On Thu, 27 Oct 2011 01:34:00 -0700, address@hidden <address@hidden> wrote:

What about the x_span_ of the Beam_scoring_problem ?

It represents two things at two different stages of Beam_scoring_problem.

Too bad you didn't use two different variables.

Starting at update_x_span_after_extremal_hangover_compensation (), the x_span_
becomes the real span of the beam, tacking on left and right overhang that may
come from stemlets or broken beams.  This is necessary for the quanting (we
always want edges quanted) but not possible for the slope calculations, which
are predicated on the idea that unquanted_y_ represents the beginning and end
of the beam (otherwise, we'd have to compensate for extremal hangover in each
function).

You are telling me _what_ happens, which I could see from the code.  Some things
looked strange, possibly accidental, so I wanted to know _why_.

I see that the slope-determining steps are influenced by note-heads, so the
interval with normal stems is _slightly_ more convenient to use there.  I notice
that least_squares_positions() has a comment wishing it could see the note-heads
on the other portion(s) of a broken beam, for exactly your purposes.
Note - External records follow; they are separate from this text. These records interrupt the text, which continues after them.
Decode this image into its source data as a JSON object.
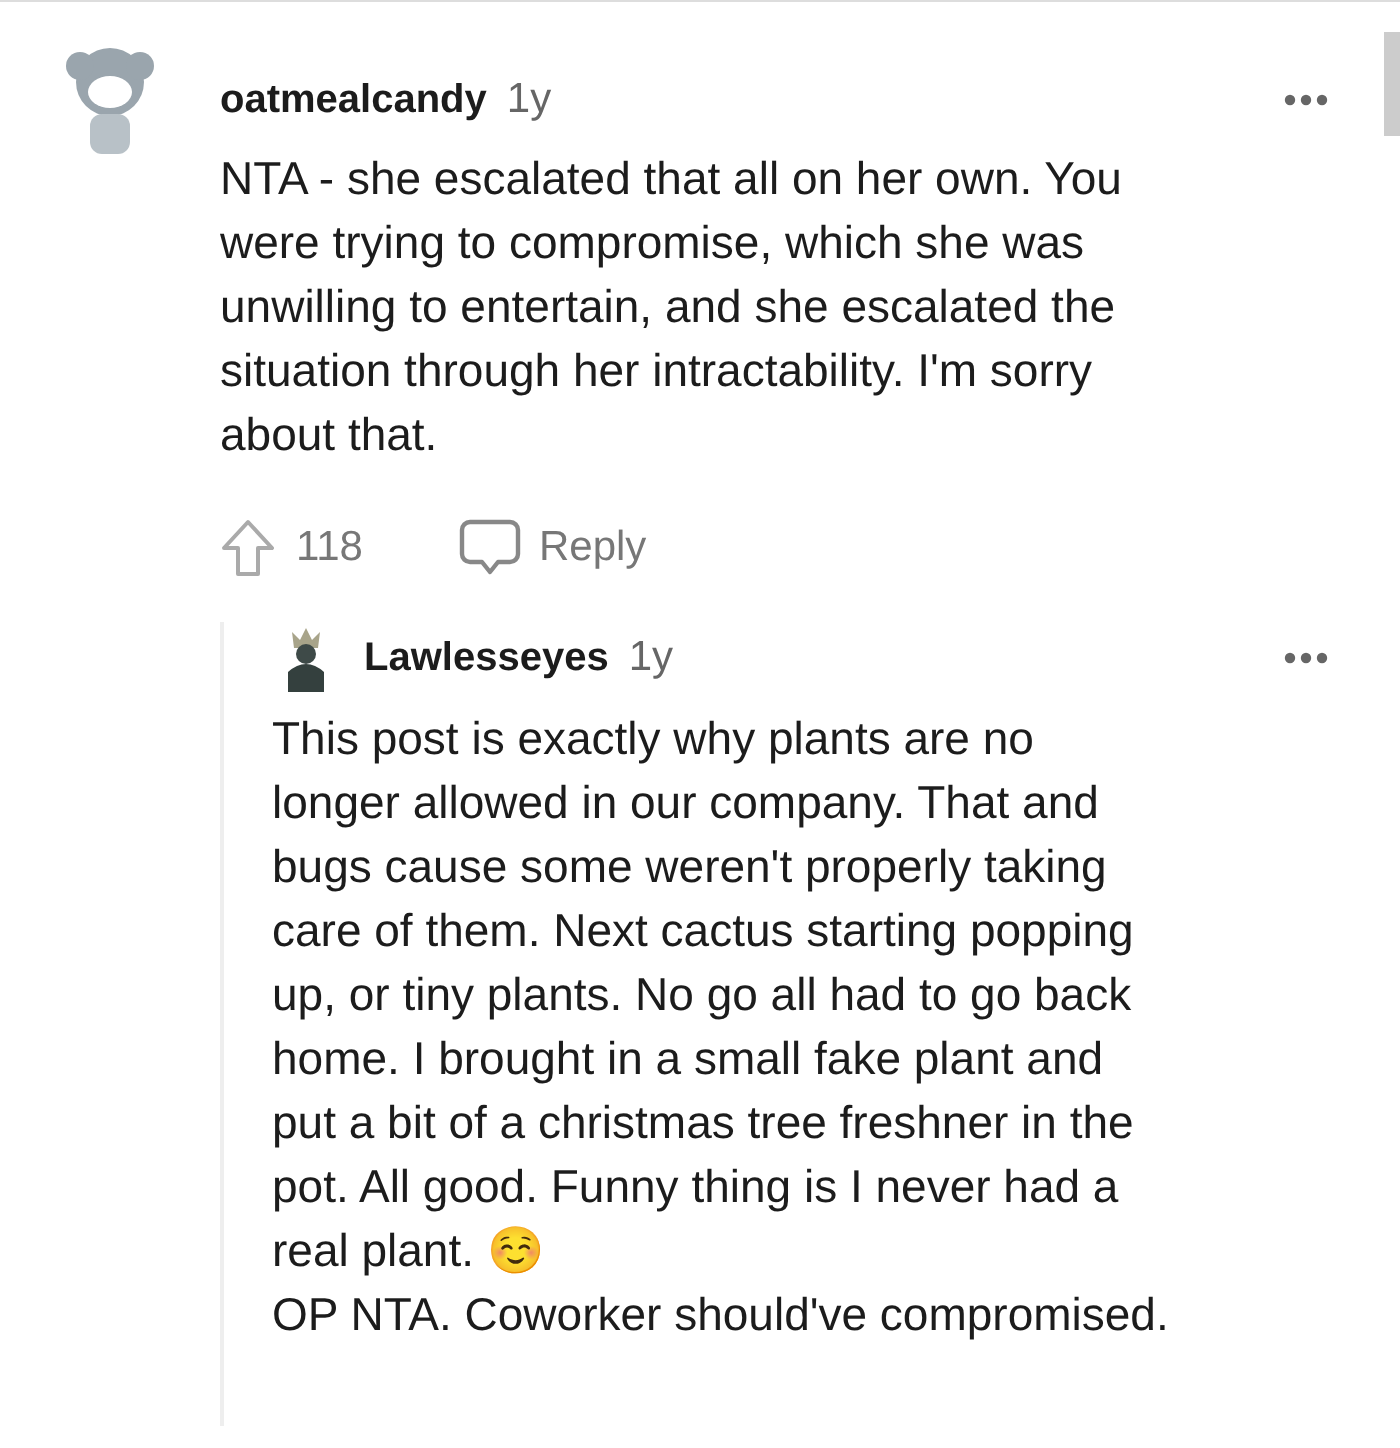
{
  "comment": {
    "author": "oatmealcandy",
    "age": "1y",
    "body": "NTA - she escalated that all on her own. You\nwere trying to compromise, which she was\nunwilling to entertain, and she escalated the\nsituation through her intractability. I'm sorry\nabout that.",
    "upvotes": "118",
    "reply_label": "Reply"
  },
  "reply": {
    "author": "Lawlesseyes",
    "age": "1y",
    "body": "This post is exactly why plants are no\nlonger allowed in our company. That and\nbugs cause some weren't properly taking\ncare of them. Next cactus starting popping\nup, or tiny plants. No go all had to go back\nhome. I brought in a small fake plant and\nput a bit of a christmas tree freshner in the\npot. All good. Funny thing is I never had a\nreal plant. ☺️\nOP NTA. Coworker should've compromised."
  }
}
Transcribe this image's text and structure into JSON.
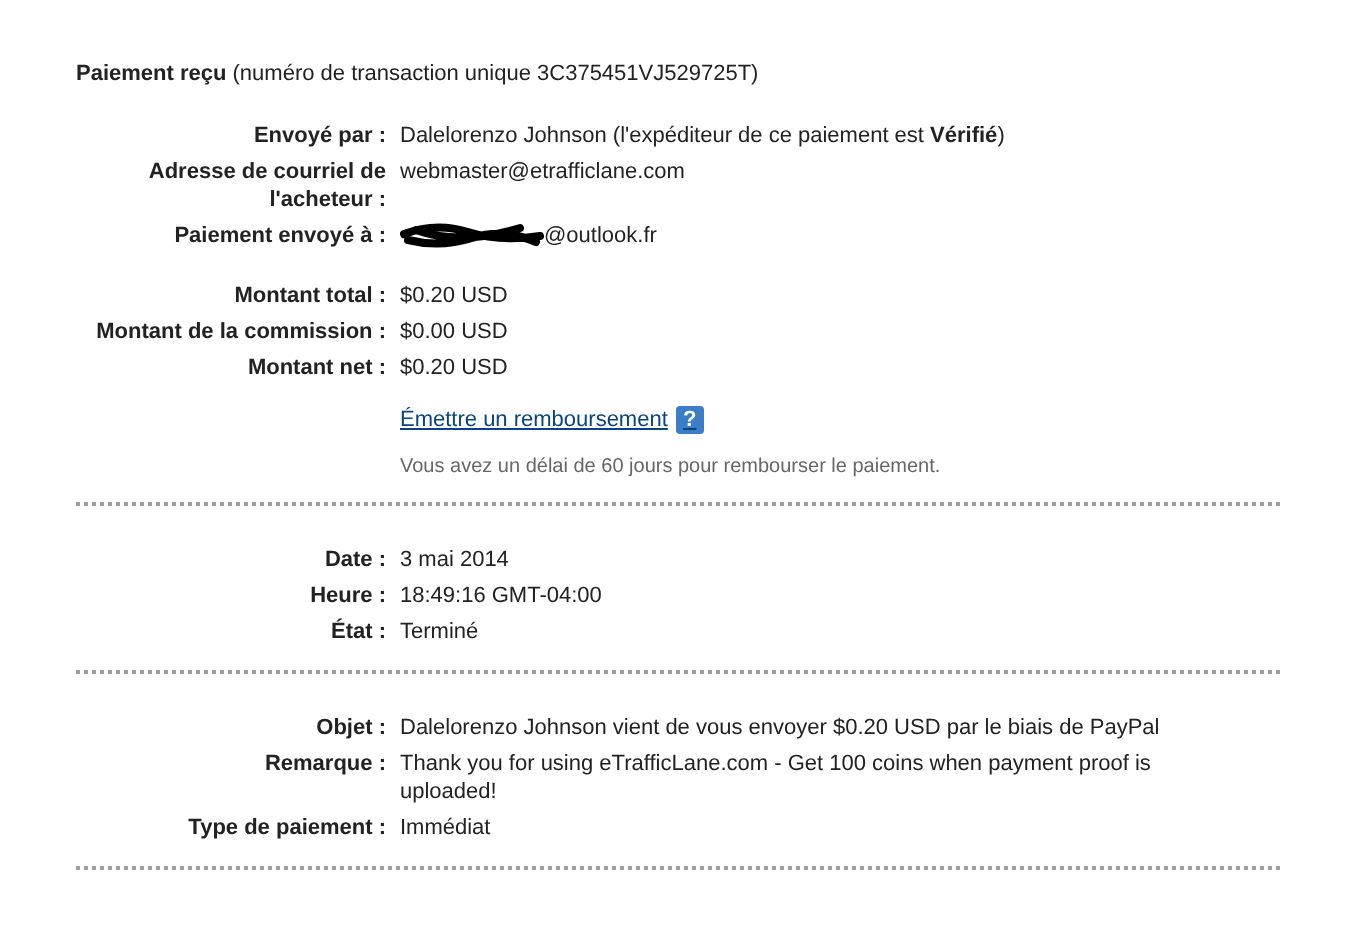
{
  "header": "**Paiement reçu** (numéro de transaction unique 3C375451VJ529725T)",
  "sections": [
    {
      "groups": [
        [
          {
            "kind": "text",
            "label": "Envoyé par :",
            "value": "Dalelorenzo Johnson (l'expéditeur de ce paiement est **Vérifié**)"
          },
          {
            "kind": "text",
            "label": "Adresse de courriel de l'acheteur :",
            "value": "webmaster@etrafficlane.com"
          },
          {
            "kind": "redacted",
            "label": "Paiement envoyé à :",
            "value": "@outlook.fr"
          }
        ],
        [
          {
            "kind": "text",
            "label": "Montant total :",
            "value": "$0.20 USD"
          },
          {
            "kind": "text",
            "label": "Montant de la commission :",
            "value": "$0.00 USD"
          },
          {
            "kind": "text",
            "label": "Montant net :",
            "value": "$0.20 USD"
          },
          {
            "kind": "link",
            "value": "Émettre un remboursement",
            "help": "?"
          },
          {
            "kind": "note",
            "value": "Vous avez un délai de 60 jours pour rembourser le paiement."
          }
        ]
      ]
    },
    {
      "groups": [
        [
          {
            "kind": "text",
            "label": "Date :",
            "value": "3 mai 2014"
          },
          {
            "kind": "text",
            "label": "Heure :",
            "value": "18:49:16 GMT-04:00"
          },
          {
            "kind": "text",
            "label": "État :",
            "value": "Terminé"
          }
        ]
      ]
    },
    {
      "groups": [
        [
          {
            "kind": "text",
            "label": "Objet :",
            "value": "Dalelorenzo Johnson vient de vous envoyer $0.20 USD par le biais de PayPal"
          },
          {
            "kind": "text",
            "label": "Remarque :",
            "value": "Thank you for using eTrafficLane.com - Get 100 coins when payment proof is uploaded!"
          },
          {
            "kind": "text",
            "label": "Type de paiement :",
            "value": "Immédiat"
          }
        ]
      ]
    }
  ]
}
The interface through \override Beam 'positions used to control heights at the
positions of the first- and last- normal stems, but that wasn't documented --
or very convenient in case of overhangs.

You make a good point that quanting should work with the ends of the full beam
as printed including overhangs, but I assume that change is a separate commit.


The difference between
consistent_broken_slope_ and consistent_broken_slope is dangerous all by
itself.

I'm not sure what you mean - how is this dangerous?

Similar names (formerly also similar to the property 'consistent-broken-slope)
with different values. Only dangerous if someone changing the code later is
un-careful about distinguishing them.  The new patch is better about this.